Singapore Sweet Potato Noodles (Spiralizer) - cooking recipe

Ingredients
    2 medium sweet potatoes
    Sauce
    2 teaspoons sesame oil
    1 tablespoon minced fresh ginger
    1 garlic clove, minced
    1/4 cup tamari (or low sodium soy sauce)
    1 tablespoon unfiltered apple cider vinegar
    1 tablespoon maple syrup (optional)
    2 -3 teaspoons curry powder
    The Rest
    1 teaspoon coconut oil (can sub canola oil)
    1 red bell pepper, chopped
    3 cups mung bean sprouts or 3 cups shredded cabbage
    6 green onions, thinly sliced
    1 cup fresh peas or 1 cup frozen peas
    fresh cilantro, for garnish
Preparation
    To prepare the sauce. in a small bowl, whisk together the sesame oil, ginger, garlic, tamari, vinegar, maple syrup and 2 teaspoons of the curry powder; set aside.
    Using a spiralizer, turn the sweet potatoes into spaghetti-like noodles or use a vegetable peeler to create long, thin, ribbons; set aside.

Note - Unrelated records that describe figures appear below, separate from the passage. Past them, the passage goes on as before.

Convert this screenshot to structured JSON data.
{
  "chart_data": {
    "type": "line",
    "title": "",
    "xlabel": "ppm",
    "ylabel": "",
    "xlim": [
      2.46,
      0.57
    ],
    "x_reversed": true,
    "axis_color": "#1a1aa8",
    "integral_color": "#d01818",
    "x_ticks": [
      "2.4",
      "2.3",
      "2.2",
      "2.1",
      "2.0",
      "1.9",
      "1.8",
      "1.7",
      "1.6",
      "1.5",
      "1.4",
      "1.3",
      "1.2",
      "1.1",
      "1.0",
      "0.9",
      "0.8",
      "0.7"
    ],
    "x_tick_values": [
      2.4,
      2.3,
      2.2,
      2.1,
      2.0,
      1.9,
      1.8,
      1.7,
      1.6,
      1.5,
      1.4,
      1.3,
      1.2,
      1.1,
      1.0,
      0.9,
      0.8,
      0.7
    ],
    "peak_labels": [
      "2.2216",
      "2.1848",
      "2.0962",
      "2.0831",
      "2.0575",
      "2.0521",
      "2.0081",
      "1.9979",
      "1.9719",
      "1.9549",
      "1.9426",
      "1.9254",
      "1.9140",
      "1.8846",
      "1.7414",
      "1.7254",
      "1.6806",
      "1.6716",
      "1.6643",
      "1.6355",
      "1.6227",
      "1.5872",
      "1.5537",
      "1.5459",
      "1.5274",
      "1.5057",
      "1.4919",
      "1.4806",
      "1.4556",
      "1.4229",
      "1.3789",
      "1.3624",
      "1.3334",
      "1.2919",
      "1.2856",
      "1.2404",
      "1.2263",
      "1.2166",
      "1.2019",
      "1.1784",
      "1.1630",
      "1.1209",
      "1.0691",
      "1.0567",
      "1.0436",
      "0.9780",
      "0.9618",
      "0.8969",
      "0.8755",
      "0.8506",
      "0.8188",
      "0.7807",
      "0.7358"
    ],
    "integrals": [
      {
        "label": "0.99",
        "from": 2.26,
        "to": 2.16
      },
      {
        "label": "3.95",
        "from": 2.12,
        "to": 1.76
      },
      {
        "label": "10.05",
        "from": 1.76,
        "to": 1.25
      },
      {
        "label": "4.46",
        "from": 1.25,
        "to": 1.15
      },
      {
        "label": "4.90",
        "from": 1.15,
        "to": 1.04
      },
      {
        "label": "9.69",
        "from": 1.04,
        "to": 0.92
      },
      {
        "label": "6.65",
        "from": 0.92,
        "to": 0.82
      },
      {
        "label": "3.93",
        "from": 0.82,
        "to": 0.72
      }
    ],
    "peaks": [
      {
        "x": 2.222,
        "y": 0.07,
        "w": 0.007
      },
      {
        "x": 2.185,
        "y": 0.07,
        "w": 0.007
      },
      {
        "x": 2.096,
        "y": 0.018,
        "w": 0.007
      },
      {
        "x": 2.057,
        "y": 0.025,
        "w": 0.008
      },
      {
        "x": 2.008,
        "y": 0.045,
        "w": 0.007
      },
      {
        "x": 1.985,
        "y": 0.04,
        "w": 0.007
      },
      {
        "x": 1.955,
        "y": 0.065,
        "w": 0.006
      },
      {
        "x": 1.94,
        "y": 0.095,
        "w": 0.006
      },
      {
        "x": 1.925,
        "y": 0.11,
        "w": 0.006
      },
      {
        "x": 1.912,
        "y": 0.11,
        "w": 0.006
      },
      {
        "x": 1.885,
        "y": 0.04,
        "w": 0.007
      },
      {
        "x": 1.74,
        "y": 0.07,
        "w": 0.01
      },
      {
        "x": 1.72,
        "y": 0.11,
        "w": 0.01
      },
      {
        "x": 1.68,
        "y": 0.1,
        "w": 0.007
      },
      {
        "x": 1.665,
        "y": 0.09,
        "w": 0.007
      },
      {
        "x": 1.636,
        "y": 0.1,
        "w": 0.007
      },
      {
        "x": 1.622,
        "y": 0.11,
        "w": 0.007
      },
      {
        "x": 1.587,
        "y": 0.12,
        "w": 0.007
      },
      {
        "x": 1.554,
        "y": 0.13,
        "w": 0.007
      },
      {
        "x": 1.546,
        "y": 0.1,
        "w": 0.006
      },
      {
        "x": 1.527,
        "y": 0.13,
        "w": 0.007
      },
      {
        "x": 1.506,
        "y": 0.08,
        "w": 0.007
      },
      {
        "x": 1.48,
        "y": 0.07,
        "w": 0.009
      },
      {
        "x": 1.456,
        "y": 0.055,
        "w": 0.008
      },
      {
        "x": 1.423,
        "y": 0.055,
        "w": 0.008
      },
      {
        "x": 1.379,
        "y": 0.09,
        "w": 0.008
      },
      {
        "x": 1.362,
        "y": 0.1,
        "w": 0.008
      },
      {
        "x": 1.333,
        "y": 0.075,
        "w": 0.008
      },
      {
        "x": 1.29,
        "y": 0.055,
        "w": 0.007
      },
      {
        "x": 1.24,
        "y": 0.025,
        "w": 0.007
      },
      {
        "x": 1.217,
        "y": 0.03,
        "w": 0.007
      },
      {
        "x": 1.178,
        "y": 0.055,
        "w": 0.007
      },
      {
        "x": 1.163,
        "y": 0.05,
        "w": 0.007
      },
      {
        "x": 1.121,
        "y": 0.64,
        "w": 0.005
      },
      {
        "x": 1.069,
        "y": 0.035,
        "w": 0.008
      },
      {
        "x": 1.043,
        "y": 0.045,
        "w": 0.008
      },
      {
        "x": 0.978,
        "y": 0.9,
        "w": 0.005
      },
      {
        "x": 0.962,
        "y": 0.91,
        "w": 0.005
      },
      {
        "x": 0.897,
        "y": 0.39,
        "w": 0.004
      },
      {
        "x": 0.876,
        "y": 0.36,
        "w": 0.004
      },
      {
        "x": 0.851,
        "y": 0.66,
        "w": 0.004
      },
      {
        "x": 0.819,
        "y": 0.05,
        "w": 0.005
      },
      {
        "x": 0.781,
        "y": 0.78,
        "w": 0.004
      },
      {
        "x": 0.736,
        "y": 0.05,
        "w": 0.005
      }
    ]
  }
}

    In a large Dutch oven (can use wok), melt the coconut oil over medium heat and cook the bell pepper until it starts to soften, about 5 minutes. Add the bean sprouts and reserved sauce and cook until the vegetables shrink in size, about 5 minutes more. Add the sweet potato noodles, green onions, and peas and toss well to combine. Partially cover the pot and cook until the potatoes are tender, 8 to 10 minutes.
    Taste and adjust the seasonings, adding more curry powder if desired. Serve warm, garnished with cilantro. Store leftovers in an airtight container in the refrigerator for up to 3 days.